Pessiglione Mathias, Seymour Ben, Flandin Guillaume, Dolan Raymond J, Frith Chris D
Wellcome Department of Imaging Neuroscience, 12 Queen Square, London WC1N 3BG, UK.
Nature. 2006 Aug 31;442(7106):1042-5. doi: 10.1038/nature05051. Epub 2006 Aug 23.
Theories of instrumental learning are centred on understanding how success and failure are used to improve future decisions. These theories highlight a central role for reward prediction errors in updating the values associated with available actions. In animals, substantial evidence indicates that the neurotransmitter dopamine might have a key function in this type of learning, through its ability to modulate cortico-striatal synaptic efficacy. However, no direct evidence links dopamine, striatal activity and behavioural choice in humans. Here we show that, during instrumental learning, the magnitude of reward prediction error expressed in the striatum is modulated by the administration of drugs enhancing (3,4-dihydroxy-L-phenylalanine; L-DOPA) or reducing (haloperidol) dopaminergic function. Accordingly, subjects treated with L-DOPA have a greater propensity to choose the most rewarding action relative to subjects treated with haloperidol.
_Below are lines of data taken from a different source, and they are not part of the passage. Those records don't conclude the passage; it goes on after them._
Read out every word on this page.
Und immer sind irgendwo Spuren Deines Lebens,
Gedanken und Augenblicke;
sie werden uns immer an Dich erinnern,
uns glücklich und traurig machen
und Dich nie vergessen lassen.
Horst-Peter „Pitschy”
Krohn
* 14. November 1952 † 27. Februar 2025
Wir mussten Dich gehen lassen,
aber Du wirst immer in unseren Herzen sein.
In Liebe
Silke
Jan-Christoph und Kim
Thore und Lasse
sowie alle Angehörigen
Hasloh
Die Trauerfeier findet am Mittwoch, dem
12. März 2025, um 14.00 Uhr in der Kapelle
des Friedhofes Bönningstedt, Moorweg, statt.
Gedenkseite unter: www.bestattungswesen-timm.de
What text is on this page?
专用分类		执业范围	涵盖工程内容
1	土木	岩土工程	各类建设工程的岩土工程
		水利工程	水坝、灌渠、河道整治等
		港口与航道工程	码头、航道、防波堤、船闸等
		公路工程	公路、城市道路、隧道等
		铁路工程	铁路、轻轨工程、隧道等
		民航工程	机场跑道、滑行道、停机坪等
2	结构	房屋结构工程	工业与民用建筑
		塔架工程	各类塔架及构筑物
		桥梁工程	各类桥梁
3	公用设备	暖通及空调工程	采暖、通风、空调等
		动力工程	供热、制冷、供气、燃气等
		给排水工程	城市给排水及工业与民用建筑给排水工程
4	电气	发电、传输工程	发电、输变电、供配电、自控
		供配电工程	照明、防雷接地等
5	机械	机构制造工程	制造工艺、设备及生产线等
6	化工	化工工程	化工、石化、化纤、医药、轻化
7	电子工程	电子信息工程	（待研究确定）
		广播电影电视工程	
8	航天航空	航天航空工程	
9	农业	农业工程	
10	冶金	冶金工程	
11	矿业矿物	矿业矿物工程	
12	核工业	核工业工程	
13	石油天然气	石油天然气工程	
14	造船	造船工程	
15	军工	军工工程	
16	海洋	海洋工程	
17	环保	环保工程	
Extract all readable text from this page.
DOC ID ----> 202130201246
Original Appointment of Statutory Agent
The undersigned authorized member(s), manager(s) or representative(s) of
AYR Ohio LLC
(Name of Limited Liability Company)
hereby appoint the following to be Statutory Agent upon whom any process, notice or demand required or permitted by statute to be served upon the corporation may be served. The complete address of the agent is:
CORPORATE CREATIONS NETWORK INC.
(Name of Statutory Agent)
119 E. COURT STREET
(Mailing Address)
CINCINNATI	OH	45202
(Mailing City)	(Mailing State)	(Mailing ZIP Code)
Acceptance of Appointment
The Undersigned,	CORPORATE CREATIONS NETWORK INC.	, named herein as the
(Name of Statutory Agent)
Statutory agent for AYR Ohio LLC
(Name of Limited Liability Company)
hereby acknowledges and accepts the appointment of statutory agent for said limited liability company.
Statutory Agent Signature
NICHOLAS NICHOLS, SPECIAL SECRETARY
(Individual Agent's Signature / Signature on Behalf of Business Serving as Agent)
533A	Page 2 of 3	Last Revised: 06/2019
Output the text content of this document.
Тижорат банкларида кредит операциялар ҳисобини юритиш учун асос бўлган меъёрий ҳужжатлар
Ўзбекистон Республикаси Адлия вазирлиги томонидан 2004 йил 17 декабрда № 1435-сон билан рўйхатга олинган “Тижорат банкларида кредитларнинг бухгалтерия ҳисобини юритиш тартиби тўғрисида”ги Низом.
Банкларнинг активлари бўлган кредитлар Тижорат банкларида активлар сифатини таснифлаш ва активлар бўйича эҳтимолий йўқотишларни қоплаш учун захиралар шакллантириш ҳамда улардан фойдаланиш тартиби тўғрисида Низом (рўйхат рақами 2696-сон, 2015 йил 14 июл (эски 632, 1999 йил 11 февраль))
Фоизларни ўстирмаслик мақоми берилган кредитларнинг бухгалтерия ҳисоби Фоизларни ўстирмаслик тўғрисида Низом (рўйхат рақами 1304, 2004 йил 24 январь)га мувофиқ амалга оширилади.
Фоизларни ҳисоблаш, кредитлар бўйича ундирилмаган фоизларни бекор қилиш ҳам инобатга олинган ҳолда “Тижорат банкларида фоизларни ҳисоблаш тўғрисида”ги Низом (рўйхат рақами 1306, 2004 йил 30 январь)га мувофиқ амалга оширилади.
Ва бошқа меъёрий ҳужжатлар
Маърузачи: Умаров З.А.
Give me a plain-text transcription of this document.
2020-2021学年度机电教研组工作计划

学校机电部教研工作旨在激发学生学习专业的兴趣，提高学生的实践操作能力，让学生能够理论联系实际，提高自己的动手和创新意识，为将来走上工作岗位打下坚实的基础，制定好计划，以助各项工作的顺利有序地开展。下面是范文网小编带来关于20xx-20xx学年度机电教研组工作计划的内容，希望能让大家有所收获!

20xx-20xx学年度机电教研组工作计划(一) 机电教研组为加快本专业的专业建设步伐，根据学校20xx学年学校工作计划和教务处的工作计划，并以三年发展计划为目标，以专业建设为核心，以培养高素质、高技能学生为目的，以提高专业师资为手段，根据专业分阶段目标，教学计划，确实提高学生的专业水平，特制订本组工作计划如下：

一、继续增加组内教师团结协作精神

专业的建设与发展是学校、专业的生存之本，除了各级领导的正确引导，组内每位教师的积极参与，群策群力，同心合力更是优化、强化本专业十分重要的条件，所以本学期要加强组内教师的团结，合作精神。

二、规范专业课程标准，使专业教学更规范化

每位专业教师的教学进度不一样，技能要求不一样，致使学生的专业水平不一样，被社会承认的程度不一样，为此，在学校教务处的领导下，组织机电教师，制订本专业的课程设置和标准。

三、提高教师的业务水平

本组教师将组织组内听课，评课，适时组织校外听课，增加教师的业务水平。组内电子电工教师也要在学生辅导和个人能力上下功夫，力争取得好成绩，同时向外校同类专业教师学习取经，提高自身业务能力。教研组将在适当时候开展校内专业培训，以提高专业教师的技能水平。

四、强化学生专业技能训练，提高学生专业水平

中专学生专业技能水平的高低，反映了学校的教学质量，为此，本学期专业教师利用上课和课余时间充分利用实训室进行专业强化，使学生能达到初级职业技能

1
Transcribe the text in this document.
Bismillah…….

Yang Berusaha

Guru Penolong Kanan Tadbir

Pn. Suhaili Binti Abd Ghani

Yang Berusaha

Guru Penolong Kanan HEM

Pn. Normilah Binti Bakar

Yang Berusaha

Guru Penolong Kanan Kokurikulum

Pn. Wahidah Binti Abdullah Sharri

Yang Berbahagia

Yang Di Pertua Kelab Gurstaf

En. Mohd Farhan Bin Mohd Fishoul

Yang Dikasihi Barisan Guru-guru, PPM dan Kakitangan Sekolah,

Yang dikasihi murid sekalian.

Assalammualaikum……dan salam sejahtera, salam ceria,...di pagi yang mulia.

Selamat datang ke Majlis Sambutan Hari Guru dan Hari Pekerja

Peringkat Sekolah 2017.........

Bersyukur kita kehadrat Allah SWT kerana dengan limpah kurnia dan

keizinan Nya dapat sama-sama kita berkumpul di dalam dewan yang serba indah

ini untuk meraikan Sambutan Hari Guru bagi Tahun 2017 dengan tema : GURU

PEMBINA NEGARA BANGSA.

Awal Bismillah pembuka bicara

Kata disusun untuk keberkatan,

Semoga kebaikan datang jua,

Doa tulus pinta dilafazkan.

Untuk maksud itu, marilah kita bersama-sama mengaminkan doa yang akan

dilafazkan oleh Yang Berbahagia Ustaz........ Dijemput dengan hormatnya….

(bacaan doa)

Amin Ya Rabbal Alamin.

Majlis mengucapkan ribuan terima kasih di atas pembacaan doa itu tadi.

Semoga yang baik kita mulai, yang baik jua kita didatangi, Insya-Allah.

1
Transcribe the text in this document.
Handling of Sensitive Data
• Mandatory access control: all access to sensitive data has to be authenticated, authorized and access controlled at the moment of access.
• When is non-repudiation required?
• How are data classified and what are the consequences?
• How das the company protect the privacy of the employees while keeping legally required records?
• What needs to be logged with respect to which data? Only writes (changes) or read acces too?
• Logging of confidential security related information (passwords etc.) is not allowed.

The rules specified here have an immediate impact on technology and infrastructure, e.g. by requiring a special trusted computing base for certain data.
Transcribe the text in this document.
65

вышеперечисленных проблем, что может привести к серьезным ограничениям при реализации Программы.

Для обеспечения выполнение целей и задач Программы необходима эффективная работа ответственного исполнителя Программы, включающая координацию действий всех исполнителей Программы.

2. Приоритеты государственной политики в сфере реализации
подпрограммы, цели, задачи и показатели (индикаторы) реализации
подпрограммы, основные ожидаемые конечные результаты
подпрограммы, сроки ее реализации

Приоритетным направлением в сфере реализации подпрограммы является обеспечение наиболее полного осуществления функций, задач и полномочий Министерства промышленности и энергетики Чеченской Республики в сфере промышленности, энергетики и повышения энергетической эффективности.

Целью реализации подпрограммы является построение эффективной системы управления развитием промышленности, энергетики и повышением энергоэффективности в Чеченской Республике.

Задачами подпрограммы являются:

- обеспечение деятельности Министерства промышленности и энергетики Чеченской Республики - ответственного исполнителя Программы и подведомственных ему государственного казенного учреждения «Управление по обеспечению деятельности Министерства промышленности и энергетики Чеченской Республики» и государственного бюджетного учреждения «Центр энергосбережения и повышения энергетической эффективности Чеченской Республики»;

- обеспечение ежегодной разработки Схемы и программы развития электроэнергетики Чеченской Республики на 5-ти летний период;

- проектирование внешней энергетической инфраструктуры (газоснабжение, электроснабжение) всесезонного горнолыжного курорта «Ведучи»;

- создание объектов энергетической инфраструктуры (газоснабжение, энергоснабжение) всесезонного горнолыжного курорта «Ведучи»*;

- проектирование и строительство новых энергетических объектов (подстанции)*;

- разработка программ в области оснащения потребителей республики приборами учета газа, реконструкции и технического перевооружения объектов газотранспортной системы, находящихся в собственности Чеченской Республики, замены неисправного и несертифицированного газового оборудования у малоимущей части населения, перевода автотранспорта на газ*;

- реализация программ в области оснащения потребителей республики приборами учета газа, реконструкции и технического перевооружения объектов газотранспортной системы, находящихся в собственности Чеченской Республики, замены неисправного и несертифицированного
Furthermore, incorporating the magnitude of the prediction errors into a standard action-value learning algorithm accurately reproduced subjects' behavioural choices under the different drug conditions. We conclude that dopamine-dependent modulation of striatal activity can account for how the human brain uses reward prediction errors to improve future decisions.
工具性学习理论的核心在于理解成功与失败是如何被用于改进未来决策的。这些理论强调了奖励预测误差在更新与可用行动相关联的价值方面的核心作用。在动物身上,大量证据表明神经递质多巴胺可能在这类学习中具有关键作用,通过其调节皮质 - 纹状体突触效能的能力。然而,在人类中,尚无直接证据将多巴胺、纹状体活动和行为选择联系起来。在此我们表明,在工具性学习过程中,纹状体中表达的奖励预测误差的大小会受到增强(3,4 - 二羟基 - L - 苯丙氨酸;L - 多巴)或降低(氟哌啶醇)多巴胺能功能的药物给药的调节。相应地,与接受氟哌啶醇治疗的受试者相比,接受L - 多巴治疗的受试者更倾向于选择最具奖励性的行动。此外,将预测误差的大小纳入标准行动价值学习算法能够准确重现不同药物条件下受试者的行为选择。我们得出结论,多巴胺对纹状体活动依赖性的调节能够解释人类大脑如何利用奖励预测误差来改进未来决策。